Question

Is there a way to be sure that a page is coming from cache on a production server and on the development server as well?

The solution shouldn't involve caching middleware because not every project uses them. Though the solution itself might be a middleware.

Just checking if the data is stale is not a very safe testing method IMO.

Was it helpful?

Solution

We do a lot of component caching and not all of them are updated at the same time. So we set host and timestamp values in a universally included context processor. At the top of each template fragment we stick in:

<!-- component_name {{host}} {{timestamp}} -->

The component_name just makes it easy to do a View Source and search for that string.

All of our views that are object-detail pages define a context variable "page_object" and we have this at the top of the base.html template master:

<!-- {{page_object.class_id}} @ {{timestamp}} -->

class_id() is a method from a super class used by all of our primary content classes.

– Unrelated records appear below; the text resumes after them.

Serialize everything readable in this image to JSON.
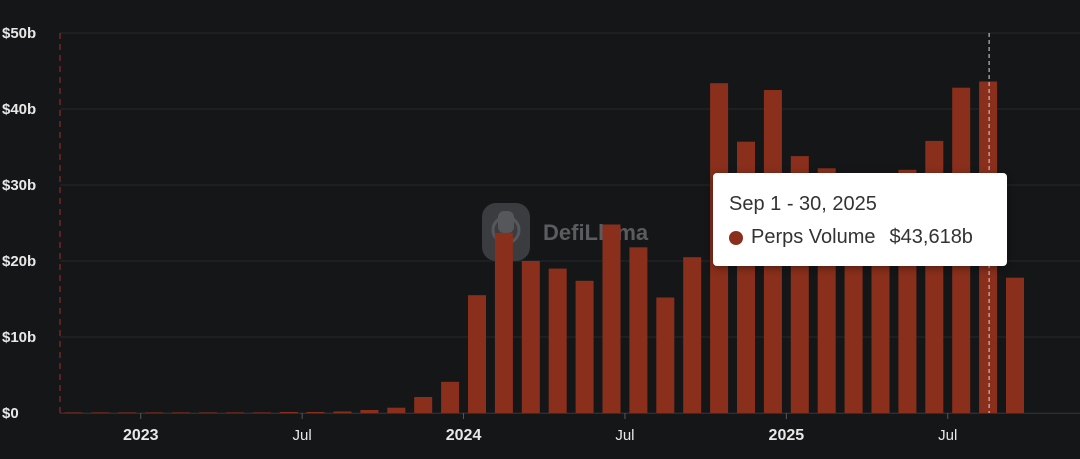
{
  "chart_data": {
    "type": "bar",
    "series": [
      {
        "name": "Perps Volume",
        "color": "#892f1c",
        "x": [
          "2022-11",
          "2022-12",
          "2023-01",
          "2023-02",
          "2023-03",
          "2023-04",
          "2023-05",
          "2023-06",
          "2023-07",
          "2023-08",
          "2023-09",
          "2023-10",
          "2023-11",
          "2023-12",
          "2024-01",
          "2024-02",
          "2024-03",
          "2024-04",
          "2024-05",
          "2024-06",
          "2024-07",
          "2024-08",
          "2024-09",
          "2024-10",
          "2024-11",
          "2024-12",
          "2025-01",
          "2025-02",
          "2025-03",
          "2025-04",
          "2025-05",
          "2025-06",
          "2025-07",
          "2025-08",
          "2025-09",
          "2025-10"
        ],
        "values": [
          0,
          0,
          0,
          0,
          0,
          0,
          0,
          0,
          0.05,
          0.1,
          0.2,
          0.4,
          0.7,
          2.1,
          4.1,
          15.5,
          23.7,
          20.0,
          19.0,
          17.4,
          24.8,
          21.8,
          15.2,
          20.5,
          43.4,
          35.7,
          42.5,
          33.8,
          32.2,
          30.0,
          29.0,
          32.0,
          35.8,
          42.8,
          43.618,
          17.8
        ]
      }
    ],
    "y_axis": {
      "ticks": [
        0,
        10,
        20,
        30,
        40,
        50
      ],
      "tick_labels": [
        "$0",
        "$10b",
        "$20b",
        "$30b",
        "$40b",
        "$50b"
      ],
      "ylim": [
        0,
        50
      ]
    },
    "x_axis": {
      "ticks": [
        {
          "at": "2023-01",
          "label": "2023",
          "major": true
        },
        {
          "at": "2023-07",
          "label": "Jul",
          "major": false
        },
        {
          "at": "2024-01",
          "label": "2024",
          "major": true
        },
        {
          "at": "2024-07",
          "label": "Jul",
          "major": false
        },
        {
          "at": "2025-01",
          "label": "2025",
          "major": true
        },
        {
          "at": "2025-07",
          "label": "Jul",
          "major": false
        }
      ]
    },
    "grid": true,
    "highlighted": "2025-09"
  },
  "watermark": "DefiLlama",
  "tooltip": {
    "date": "Sep 1 - 30, 2025",
    "series_label": "Perps Volume",
    "value": "$43,618b",
    "dot_color": "#892f1c"
  }
}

It is just:

def class_id(self):
    "%s.%s.%s" % (self.__class__._meta.app_label,
                    self.__class__.__name__, self.id)

If you load a page and any of the timestamps are more than few seconds old, it's a pretty good bet that the component was cached.

OTHER TIPS

Peter Rowells suggestion works well, but you don't need a custom template context processor for timestamps. You can simply use the template tag:

 <!-- {% now "jS F Y H:i" %} --> 

Mock the view, hit the page, and see if the mock was called. if it was not, the cache was used instead.

The reason you use caches is to improve performance. Test the performance by running a load test against your server. If the server's performance matches your needs, then you are all set!